The Cabinet Office touts some 2,050 staffers, many of whom work at Whitehall and includes supporting the Prime Minister’s Office.

Representatives added that the Civil Service HR, which sits within the Cabinet Office, is still a member of the Diversity Champions Scheme, covering the entire civil service.

The Civil Service HR boasts some 3,500 employees, according to its page on the government website. One of its groups, the Civil Service Fast Track, is listed on Stonewall’s queer-inclusive jobs board Proud Employers as one of its founding members.

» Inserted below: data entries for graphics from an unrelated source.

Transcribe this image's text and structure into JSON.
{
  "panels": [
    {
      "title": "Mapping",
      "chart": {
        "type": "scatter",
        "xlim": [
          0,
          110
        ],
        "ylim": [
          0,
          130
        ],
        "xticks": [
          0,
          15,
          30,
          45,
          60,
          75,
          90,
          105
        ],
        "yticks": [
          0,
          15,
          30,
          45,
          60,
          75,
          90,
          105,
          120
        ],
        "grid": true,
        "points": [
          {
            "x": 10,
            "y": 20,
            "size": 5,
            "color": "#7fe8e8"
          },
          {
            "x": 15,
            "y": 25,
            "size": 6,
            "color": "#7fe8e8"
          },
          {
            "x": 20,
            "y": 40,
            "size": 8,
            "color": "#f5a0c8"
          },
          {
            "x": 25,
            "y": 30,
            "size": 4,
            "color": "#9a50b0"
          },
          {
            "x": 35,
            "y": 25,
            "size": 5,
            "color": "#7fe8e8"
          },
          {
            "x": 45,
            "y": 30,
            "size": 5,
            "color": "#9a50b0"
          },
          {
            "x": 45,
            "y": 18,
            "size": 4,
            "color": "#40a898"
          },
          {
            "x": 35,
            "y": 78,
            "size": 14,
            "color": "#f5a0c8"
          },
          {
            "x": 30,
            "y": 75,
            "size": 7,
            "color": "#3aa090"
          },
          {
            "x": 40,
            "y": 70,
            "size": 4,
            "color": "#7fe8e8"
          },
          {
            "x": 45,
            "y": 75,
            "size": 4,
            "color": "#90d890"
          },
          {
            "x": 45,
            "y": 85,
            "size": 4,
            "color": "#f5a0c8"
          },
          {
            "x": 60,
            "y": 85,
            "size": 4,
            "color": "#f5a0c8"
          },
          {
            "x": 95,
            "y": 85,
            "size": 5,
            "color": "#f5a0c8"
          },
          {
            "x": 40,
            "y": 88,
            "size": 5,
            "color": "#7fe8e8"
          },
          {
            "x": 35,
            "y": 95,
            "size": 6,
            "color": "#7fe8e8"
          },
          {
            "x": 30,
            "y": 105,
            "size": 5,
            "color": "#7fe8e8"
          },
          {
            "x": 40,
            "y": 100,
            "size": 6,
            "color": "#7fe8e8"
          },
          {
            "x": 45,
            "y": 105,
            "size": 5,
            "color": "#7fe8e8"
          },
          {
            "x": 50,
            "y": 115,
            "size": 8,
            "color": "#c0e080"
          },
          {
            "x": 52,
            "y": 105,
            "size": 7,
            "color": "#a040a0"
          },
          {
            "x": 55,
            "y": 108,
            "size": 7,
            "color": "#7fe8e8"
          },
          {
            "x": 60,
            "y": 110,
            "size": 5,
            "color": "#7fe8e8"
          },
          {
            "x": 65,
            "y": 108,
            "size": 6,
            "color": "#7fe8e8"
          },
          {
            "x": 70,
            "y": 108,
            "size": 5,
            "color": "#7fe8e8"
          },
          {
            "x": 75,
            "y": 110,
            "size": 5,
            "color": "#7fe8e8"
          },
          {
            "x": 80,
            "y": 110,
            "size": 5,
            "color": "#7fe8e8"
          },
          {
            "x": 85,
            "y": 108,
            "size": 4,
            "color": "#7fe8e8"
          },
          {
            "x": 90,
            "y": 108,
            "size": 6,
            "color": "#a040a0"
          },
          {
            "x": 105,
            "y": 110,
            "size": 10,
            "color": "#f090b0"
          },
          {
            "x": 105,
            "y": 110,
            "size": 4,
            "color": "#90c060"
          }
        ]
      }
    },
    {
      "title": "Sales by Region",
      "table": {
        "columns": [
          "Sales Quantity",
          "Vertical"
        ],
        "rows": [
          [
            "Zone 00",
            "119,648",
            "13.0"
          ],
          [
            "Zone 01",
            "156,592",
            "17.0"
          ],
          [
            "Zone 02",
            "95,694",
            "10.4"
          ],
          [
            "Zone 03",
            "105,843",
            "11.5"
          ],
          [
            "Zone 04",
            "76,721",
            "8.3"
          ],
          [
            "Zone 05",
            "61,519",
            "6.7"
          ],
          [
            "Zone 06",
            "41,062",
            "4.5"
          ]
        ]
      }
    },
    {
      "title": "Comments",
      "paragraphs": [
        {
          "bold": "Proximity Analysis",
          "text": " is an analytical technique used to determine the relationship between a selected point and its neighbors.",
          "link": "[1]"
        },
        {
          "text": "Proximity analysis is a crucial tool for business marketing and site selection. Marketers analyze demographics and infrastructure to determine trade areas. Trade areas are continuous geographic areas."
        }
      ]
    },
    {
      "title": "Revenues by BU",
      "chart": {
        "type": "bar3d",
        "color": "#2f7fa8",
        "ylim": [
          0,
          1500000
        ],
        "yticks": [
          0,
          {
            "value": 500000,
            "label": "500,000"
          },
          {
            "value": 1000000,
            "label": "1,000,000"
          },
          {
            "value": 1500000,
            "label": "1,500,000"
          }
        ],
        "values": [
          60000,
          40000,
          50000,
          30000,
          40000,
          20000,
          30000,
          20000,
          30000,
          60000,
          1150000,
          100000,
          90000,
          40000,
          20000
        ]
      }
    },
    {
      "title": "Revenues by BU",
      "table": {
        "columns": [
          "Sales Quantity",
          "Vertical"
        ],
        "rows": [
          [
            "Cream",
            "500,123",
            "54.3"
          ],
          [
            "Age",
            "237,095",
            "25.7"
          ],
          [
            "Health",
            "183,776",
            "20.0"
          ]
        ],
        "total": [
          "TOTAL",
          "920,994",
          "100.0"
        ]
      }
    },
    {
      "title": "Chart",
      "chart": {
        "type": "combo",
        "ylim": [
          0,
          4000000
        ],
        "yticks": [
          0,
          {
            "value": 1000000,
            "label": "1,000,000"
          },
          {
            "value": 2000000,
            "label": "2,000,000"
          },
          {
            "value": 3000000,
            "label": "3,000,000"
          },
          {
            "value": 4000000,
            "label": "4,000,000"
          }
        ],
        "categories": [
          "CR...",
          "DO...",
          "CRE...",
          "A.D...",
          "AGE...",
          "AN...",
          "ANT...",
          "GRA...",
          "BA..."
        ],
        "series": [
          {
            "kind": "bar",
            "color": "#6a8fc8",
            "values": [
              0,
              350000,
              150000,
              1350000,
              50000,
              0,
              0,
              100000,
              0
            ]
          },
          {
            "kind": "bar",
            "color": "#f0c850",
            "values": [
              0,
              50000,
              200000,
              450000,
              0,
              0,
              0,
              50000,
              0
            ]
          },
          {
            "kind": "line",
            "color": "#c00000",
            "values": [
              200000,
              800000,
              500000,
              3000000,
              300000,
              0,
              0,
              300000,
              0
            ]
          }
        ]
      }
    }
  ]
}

The news emerging that one of the government’s top departments withdrew from the scheme comes after equalities minister Liz Truss urged all government departments to cut ties last month.

Truss reportedly questioned the point of being in the project after the government’s equality watchdog, the Equality and Human Rights Commission, did not renew its contract with the programme in March.

Once again, the reason cited by commissioners was “value for money”.

Several other government bodies, including the House of Commons, the Driver and Vehicle Licensing Agency and the Advisory, Conciliation and Arbitration Service (Acas) all left in 2020.

The Ministry of Housing, Communities and Local Government, meanwhile, withdrew in 2019.

Stonewall has become embroiled in backlash over its emphatic support for trans rights.

A flashpoint came in May when the mainstream press launched what Stonewall dubbed a “coordinated attack” against it.

In a statement to PinkNews, an ever-resilient Stonewall said the Cabinet Office left not last year, but in 2019.

“As with every membership programme, organisations come and go depending on what works best for them at the time,” a spokesperson said.

“But we’re pleased to say that our Diversity Champions programme is continuing to grow.”

Membership has soared, they added, by some 30 organisations in the last year. “It is encouraging that, despite the challenges of living and working through a global pandemic, so many organisations are committed to supporting their LGBT+ staff,” they said.

“All employers need to ensure that their staff, including LGBT+ staff, are free from discrimination and prejudice at work, and our Diversity Champions programme is one way for organisations to be supported to meet this requirement.”

Considering that a third of queer staff hide who they are at work, they said, schemes such as Stonewall’s are vital.

“We are very proud of the work we’re doing with more than 850 organisations,” the representative said, “to help create inclusive working environments for their lesbian, gay, bi, trans and queer staff.”